Başbakan şimdi bunun doğru olmadığını söylüyor. “sayı saymayı bilmiyor musunuz?” diye soruyor. Bu taktiği galiba bir süredir talimat vermişler önce yandaşları da kullanmaya başladı. Geçen hafta AKP’li bir kanalda bir programa katılmıştım. Oradaki bir akademisyen “Gezi’de ne yüz binlerden söz ediyorsunuz, Taksim’in alacağı insan sayısı belli, taş çatlasa beş bin kişi vardı” demişti. Ben de “Bakın bunu söylüyorsunuz ama canlı yayındayız, Taksim’de taş atlasa beş bin kişi vardı derseniz alay konusu olursunuz” karşılığını vermiştim.
Tamam, peki, Taksim’de öyle yüz binler hele milyonlar hiç yoktu. Küçük bir grup vardı. O halde niye bu kadar korkuyorsunuz ki? 5-10 bin kişi için neden 25 bin polis görevlendiriyorsunuz? 50 tane toma sadece 5 bin kişiyi dağıtmak için mi bütün meydanın etrafını sardı, 5 helikopter sadece bu kadar bir kalabalık için mi saatlerce havada uçtu? 25 bin üniformalı polisin dışında sayısını hiç bilemediğimiz kadar çokluktaki sivil polisler neyin nesiydi o zaman?

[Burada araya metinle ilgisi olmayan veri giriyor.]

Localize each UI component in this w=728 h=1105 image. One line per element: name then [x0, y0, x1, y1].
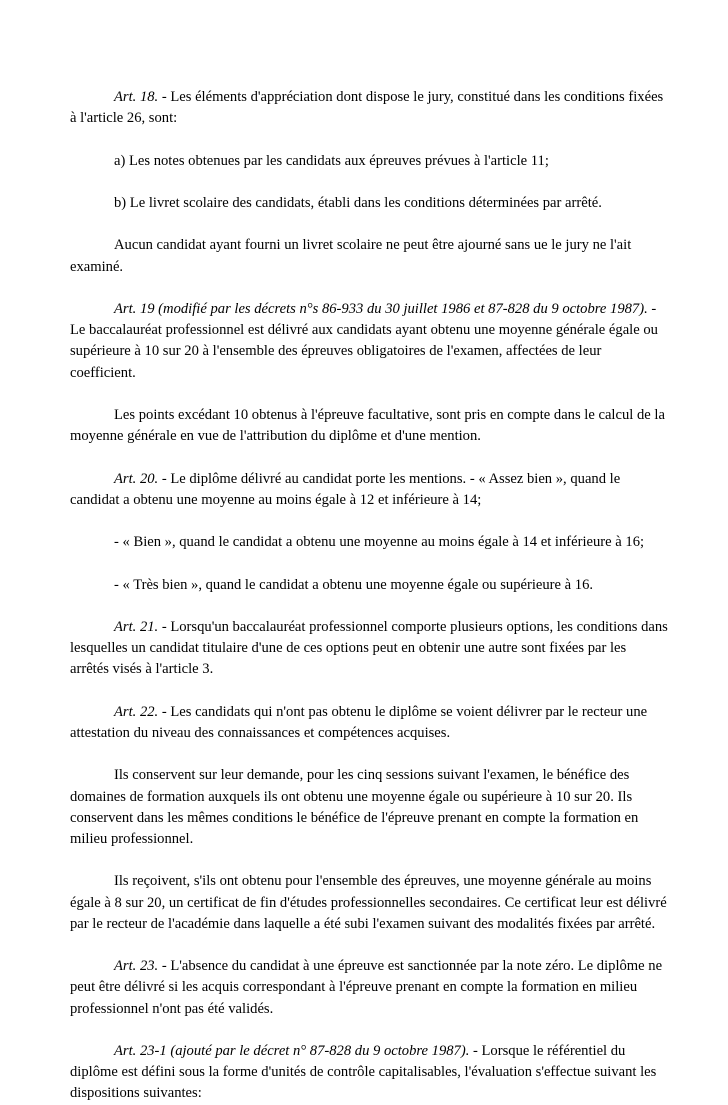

Madem sayı azdı niye çok korktunuz?

Vapurlar, motorlar, tünel, metro, finüküler, otobüsler 300-500 kişi gelemesin diye mi seferden kaldırıldı? Neresinden bakarsanız bakın komik. İşte onun için “bu sözler mezarlıktan geçerken ıslık çalmaya benziyor” diyorum. O kadar korkuyorlar yani.
Başbakan bugün yine polise övgüler düzdü. Batı polisinden örnekler gösterdi. Almanya’da Amerika’da polisin ne kadar sert olduğunu anlattı. Kısacası “bizimkilerin yaptığı nedir ki” demeye getirdi.
Oysa bu da doğru olmayan bir açıklama. Daha çok yeni bir tarihten örnek vereyim. Geçen ay sonunda başbakan Köln’deydi. 15 bin kişilik bir salonda konuşma yaptı. Ama aynı sırada Köln sokaklarında sayıları yüz bini aşan kalabalıklar Erdoğan’ı protesto ediyordu. Polis ne su sıktı ne gaz sıktı. Eylemler yapıldı, insanlar daha sonra dağılıp gitti.

Batı’daki polis ne yapar?

Gelelim Batı’da polisin sert davrandığı kalabalıklara.
Sevgili izleyiciler, başbakan burada gerçeği çarptırdığı ve işine gelen görüntüleri sunduğu için zeytinyağı gibi suyun üstüne çıkıyor.
Evet, Amerikan polisi de Avrupa polisi de çok sert müdahalelerde bulunmuşlardır. Ama ne zaman? Demokratik ülkelerde polis sivil halkın hiçbir gösterisine müdahale etmez. Zaten inandığı hukuk ve demokrasi düzeni de bunu gerektirir.
Peki, bu ülkelerde polis kime çok sert müdahale ediyor?

Siyasi holiganlar

Sevgili izleyiciler İngiltere ve Almanya’da bazı holigan gruplar var. Futbol holiganları değil bunlar siyasi holiganlar. Özellikle NATO toplantılarında G-8 zirvelerinde ortaya çıkar bu gruplar ve bunlar mobildir. Yani bu tür toplantılar nerede yapıyorsa oraya giderler. İstanbul’a da gelmişlerdi hatırlarsanız.
Bunlar gösteri yürüyüşleri yapmazlar. Ne yaparlar? Bir kitle eyleminden yararlanarak, yüzlerinde maske, ellerinde demir sopa, Molotof kokteyli ve demir bilyelerle banka şubelerini, büyük holding binalarını tahrip ederler.
Siz de görmüşsünüzdür bunları. Büyük bir kitle yürüyüş yapıyor, aralarından 15-20 kişilik maskeli bir grup binalara saldırıyor. İşte polis bu kesime karşı sert davranır ki zaten bu grupların da istediği budur. Polisle çatışmaktan ve hatta bu uğurda feci dayak yemekten de mutlu olurlar.
Yoksa siz hiçbir Avrupa ülkesinde Gezi türü bir eylemde polisin aşı güç kullandığınızı göremezsiniz.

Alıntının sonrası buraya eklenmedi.